I keep on seeing the corner ahead-am I "turning a corner"? That phrase so captures a vision of walking down a familiar street; approaching the turn to the unknown. What is interesting is that there is less a sense of fear than of anticipation. I move cautiously as I do not know what to expect. Yesterday I spoke to Dr. K about the grief street that I have lived on since February 20, 2009. Initially I was so stunned by my loss, by the chain of events that took Bruce from me. I sometimes still feel that "what happened" moment. And the shock stayed with me, so that every single day I relived the moments and the confusion that I felt when I considered my new circumstances.
The second phase of my grief was the adjustment to being by myself. Every new crisis resulted in fear, anger and sadness. I considered that my life without Bruce was not worth living-without really considering how my decisions about my life did not just occur in a vacuum. I was living alone, and felt so isolated, but there were people in my life who would suffer if I were to leave them. I had to start looking around me and choosing to move back into a world that I had trouble recognizing. Coming home at night was challenging and I would have flashes of memories in contrast to the emptiness. And I was so very very sad.
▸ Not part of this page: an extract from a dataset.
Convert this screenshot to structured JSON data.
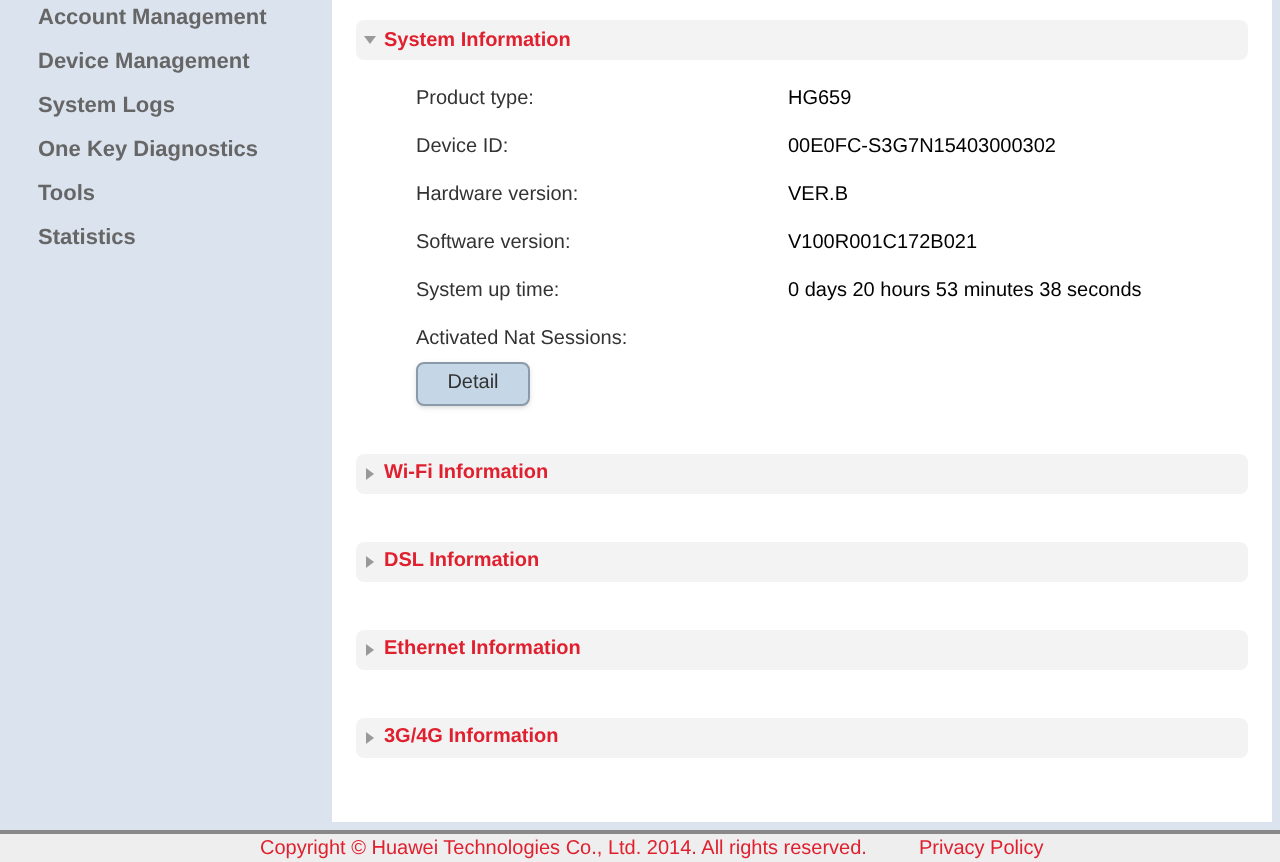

So what now? I am feeling more like myself, more accepting of my situation. I come back home after a long day and am not so stunned when he isn't home. I have to push myself to remember and see him greet me with a drink in his hand and dinner in preparation because I am getting so used to being alone. One day follows the other and the months pass. I try not to dwell on the happiness that I shared with him just days before his death. And of course, I miss him so much. But life has a familiar quality now; I am settling into new routines. There are some days when I am surrounded by my family and I feel grateful that there are so many good people in my life, even though my dear sweet man is gone.
I am not sure how long this feeling will last. The holidays are approaching and after Thanksgiving I am usually very down in the dumps-so I am prepared for the overwhelming sadness to return. Today though I am feeling OK.